Zwei Jahre lang haben 23 Künstler aus ganz Deutschland am „Visconti-Projekt“ gearbeitet – eine Hommage an das älteste Tarot-Kartenspiel der Welt. Vom 8. März bis 9. Mai ist eine Ausstellung mit 38 Bildern zum Thema im Haus Rodenberg und im Schlosscafé zu sehen.

Die Idee zum „Visconti-Projekt“ hatte die Dortmunder Schriftstellerin und Malerin Gabriella Wollenhaupt. Gemeinsam mit der Künstlerin Ulla Schönhense betreut sie diese Ausstellung in Zusammenarbeit mit Kuratorin Anette Göke

Das Visconti-Tarot wurde für die Mailänder Fürstin Bianca Maria Visconti im Jahre 1442 erschaffen und im Laufe der Jahrhunderte immer wieder kopiert und ergänzt. Es besteht aus 78 bedeutungsvollen Karten, die Ratschläge zur Bewältigung des Lebens geben. Die Visconti-Karten sind – bis auf wenige – im Original erhalten. Sie bestehen aus 22 Trumpfkarten, 16 Hofkarten und 40 Nummernkarten.

Ziel des Visconti-Kunstprojekt war es, die Karten modern zu interpretieren. Dabei wurde klar, dass sich die Sehnsüchte und Sinnfragen der Menschen vor fast 600 Jahren kaum von den heutigen unterscheiden.

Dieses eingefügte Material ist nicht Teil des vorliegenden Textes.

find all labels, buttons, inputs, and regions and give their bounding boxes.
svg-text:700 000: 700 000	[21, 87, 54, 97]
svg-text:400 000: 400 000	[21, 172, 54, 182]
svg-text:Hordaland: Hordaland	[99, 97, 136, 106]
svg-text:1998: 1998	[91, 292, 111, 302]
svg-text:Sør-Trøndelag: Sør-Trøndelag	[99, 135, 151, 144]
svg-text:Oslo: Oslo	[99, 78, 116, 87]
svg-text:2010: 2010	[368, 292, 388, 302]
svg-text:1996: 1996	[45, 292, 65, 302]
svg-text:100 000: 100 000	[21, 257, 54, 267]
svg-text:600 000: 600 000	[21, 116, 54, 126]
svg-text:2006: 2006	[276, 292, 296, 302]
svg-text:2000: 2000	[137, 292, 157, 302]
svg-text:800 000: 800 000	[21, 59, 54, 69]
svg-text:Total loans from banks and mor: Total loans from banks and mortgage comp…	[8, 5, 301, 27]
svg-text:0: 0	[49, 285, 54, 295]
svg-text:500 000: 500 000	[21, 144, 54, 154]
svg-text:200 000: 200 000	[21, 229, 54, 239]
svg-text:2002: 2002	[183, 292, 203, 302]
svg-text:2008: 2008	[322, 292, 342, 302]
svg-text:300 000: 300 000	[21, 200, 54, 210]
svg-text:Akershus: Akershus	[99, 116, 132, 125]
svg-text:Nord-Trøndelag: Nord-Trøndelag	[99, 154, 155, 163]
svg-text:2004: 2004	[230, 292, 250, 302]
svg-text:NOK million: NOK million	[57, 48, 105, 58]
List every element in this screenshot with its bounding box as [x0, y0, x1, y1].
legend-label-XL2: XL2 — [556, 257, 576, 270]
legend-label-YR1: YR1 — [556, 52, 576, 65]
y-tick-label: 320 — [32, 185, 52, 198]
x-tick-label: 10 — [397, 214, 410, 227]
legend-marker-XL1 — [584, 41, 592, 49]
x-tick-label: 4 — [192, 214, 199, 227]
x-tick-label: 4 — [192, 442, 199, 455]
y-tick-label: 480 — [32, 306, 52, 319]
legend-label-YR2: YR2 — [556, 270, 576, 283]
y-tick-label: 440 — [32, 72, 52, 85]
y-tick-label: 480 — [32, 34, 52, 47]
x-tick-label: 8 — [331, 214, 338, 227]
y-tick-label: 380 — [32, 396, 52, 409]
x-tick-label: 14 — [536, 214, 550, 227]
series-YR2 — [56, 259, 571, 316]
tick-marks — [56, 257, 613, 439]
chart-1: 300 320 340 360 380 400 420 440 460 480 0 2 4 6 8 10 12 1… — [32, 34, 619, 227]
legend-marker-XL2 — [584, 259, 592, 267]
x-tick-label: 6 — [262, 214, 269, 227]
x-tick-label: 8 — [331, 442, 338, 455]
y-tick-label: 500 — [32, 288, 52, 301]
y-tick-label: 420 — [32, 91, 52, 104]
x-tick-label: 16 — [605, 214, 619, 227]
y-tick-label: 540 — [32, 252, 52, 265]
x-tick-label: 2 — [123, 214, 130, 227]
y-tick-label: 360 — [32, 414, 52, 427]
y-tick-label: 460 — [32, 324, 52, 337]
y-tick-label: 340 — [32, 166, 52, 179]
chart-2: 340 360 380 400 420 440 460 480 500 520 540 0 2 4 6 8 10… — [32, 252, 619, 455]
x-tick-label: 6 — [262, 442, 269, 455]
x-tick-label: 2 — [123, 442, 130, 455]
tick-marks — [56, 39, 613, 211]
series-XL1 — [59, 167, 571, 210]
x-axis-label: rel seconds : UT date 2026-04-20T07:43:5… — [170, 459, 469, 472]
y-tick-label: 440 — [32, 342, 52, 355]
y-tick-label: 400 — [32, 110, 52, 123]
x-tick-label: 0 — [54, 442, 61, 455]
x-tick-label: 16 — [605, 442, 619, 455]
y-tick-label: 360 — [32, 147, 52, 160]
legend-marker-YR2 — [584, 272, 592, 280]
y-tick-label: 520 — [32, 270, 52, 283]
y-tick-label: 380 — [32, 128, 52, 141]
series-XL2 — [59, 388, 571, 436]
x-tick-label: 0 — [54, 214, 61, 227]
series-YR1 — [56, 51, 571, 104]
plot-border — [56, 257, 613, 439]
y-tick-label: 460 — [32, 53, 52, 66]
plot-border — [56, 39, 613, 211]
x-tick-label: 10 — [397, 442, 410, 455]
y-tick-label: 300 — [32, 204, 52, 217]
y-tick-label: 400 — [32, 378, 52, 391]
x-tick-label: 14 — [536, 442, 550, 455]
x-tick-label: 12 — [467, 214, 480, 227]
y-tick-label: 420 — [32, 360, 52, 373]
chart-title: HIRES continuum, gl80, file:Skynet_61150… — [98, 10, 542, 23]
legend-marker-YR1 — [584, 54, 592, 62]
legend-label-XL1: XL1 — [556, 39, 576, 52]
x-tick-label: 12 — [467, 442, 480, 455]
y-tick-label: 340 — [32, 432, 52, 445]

Zur Eröffnung am Sonntag, 8. März, 11 Uhr spielen die Musiker Jonas Taler (Saxophon) und Julian Friedrich (Bass-Gitarre). Arkania Spirit wird bei der Vernissage Tarotkarten legen. Die Kosten von 20 Euro pro Person für das Tarotkartenlegen gehen vollständig an den Förderverein der Mitternachtsmission Dortmund.